Таким образом, когда поступил приказ губернатора эвакуировать в течение трех дней семьи военнослужащих, Скалой, не в пример другим, провожал свою жену на последний уходящий из Львова пассажирский поезд только с одним чемоданом.
Власть градоначальника подходила к концу. Несмотря на охватившую город эвакуационную лихорадку, на душе Скалона было спокойно и благостно, даже как-то торжественно, как у художника, который долго и кропотливо создавал свое полотно, и теперь оставалось сделать пару мазков. Последние мазки – это львовские евреи, с которых он задумал взять выкуп в обмен на гарантию не подвергнуться погромам и не быть взятыми в заложники. Соответствующую почву он уже подготовил, сообщив главному раввину Брауду о своем недовольстве поведением его соплеменников в последнее время и присовокупив, что в его власти повесить «каждого десятого, каждого пятого еврея».
Но при всей своей опытности и прозорливости, а точнее сказать, хитрости Скалой все же допустил досадные ошибки.
Одной из них была недооценка личных качеств одного из своих помощников, «тяжело ранимого малейшей несправедливостью». Посчитав себя обделенным при дележе «трофейного имущества», он решил отомстить, то есть «подложить свинью» своему начальнику. В результате в канцелярию губернатора поступило анонимное письмо, в котором сообщалось о движении транспорта с незаконно присвоенным имуществом в районе Радзивилова.
Бобринский тут же распорядился послать на место титулярного советника Мукалова с заданием «разыскать, обнаружить, задержать и произвести опись». Караван из двух ландо, четырех фаэтонов, двух брэков[223] и одной брички был остановлен уже в Ровно. Чины львовской полиции Постовский и Гродзский, сопровождавшие груз на двух лошадях в английской упряжке, указали принадлежность груза. Губернатор, откровенно недолюбливавший Скалона, велел создать для расследования комиссию под председательством полковника Аддерберга в составе двух офицеров и чина военно-судебного ведомства.
Вторая ошибка Скалона была куда более досадной, и уж ее-то опытный полицейский никак не должен был допустить.
Присматривать за вывезенным в Киев добром было поручено снискавшему за многие годы особое доверие Скалона Антону Костюкевичу, должность которого значилась как «исполняющий делами журналиста градоначальства»[224].
Но генерал не учел, что сожительница журналиста – некая Мария Вальковская – являлась подданной Австрии.
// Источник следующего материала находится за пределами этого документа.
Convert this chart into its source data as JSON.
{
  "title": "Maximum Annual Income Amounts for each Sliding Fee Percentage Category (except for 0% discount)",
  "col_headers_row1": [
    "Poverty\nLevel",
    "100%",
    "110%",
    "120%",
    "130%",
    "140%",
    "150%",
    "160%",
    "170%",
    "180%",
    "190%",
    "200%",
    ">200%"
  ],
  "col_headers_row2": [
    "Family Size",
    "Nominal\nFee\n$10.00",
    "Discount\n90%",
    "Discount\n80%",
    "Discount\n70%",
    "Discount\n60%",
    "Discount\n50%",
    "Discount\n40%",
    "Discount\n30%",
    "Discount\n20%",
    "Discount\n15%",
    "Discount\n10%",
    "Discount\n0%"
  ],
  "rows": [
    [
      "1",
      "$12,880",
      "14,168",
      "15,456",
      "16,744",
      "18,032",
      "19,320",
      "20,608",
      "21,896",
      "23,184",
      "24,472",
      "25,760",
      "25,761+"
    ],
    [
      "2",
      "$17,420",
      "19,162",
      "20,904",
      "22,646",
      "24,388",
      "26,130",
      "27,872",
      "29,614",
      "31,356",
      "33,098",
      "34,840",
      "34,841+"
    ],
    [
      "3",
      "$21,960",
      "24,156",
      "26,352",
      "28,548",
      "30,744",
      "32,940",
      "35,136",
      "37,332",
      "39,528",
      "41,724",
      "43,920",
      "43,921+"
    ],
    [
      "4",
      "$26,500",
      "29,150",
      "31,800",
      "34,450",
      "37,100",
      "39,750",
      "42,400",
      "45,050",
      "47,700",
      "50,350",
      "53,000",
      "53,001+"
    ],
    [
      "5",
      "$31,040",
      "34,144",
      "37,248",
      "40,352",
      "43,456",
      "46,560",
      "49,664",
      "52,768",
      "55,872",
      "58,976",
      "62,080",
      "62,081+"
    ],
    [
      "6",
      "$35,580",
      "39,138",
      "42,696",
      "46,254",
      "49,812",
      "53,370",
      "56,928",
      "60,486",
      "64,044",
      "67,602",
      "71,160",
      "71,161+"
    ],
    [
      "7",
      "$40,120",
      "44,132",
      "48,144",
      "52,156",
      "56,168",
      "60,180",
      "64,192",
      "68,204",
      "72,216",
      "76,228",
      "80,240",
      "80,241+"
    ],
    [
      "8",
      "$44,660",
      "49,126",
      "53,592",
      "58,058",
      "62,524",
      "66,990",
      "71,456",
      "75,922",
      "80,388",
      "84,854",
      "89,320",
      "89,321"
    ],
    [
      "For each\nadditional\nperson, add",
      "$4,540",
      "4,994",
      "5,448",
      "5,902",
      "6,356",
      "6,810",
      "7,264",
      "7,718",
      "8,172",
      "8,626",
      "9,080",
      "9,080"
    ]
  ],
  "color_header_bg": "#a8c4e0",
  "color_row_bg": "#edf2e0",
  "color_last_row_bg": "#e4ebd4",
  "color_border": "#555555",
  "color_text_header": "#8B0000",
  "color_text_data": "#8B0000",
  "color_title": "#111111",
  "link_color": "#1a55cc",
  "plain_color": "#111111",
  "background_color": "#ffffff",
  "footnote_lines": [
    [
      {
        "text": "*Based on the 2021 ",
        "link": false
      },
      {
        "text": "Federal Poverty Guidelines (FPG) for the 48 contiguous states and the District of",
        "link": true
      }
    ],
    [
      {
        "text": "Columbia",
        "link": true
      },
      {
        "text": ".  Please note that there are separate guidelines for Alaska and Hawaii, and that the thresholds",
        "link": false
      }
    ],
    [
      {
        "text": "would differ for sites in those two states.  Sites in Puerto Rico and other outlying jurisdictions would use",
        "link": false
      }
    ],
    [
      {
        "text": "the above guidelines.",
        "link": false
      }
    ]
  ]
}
И когда та вместе с Костюкевичем явилась в местную полицейскую канцелярию Киева за пропиской, пристав Булла, согласно предписаниям, немедленно установил за ней наблюдение.
Вскоре дворник[225] донес, что на снятую ею квартиру в Предместной Слободке доставлены на подводах какие-то чемоданы и сундуки, коих он насчитал сорок девять штук.
Полиция нагрянула с обыском и оторопела от количества старинных картин, часов, оружия, столового серебра и сервизов с монограммами.
Несмотря на несвязные и путаные объяснения журналиста и его сожительницы, полиции быстро удалось выяснить, куда ведет след.
Следователями Киевского военно-окружного суда на театре военных действий было заведено дело в отношении градоначальника города Львова.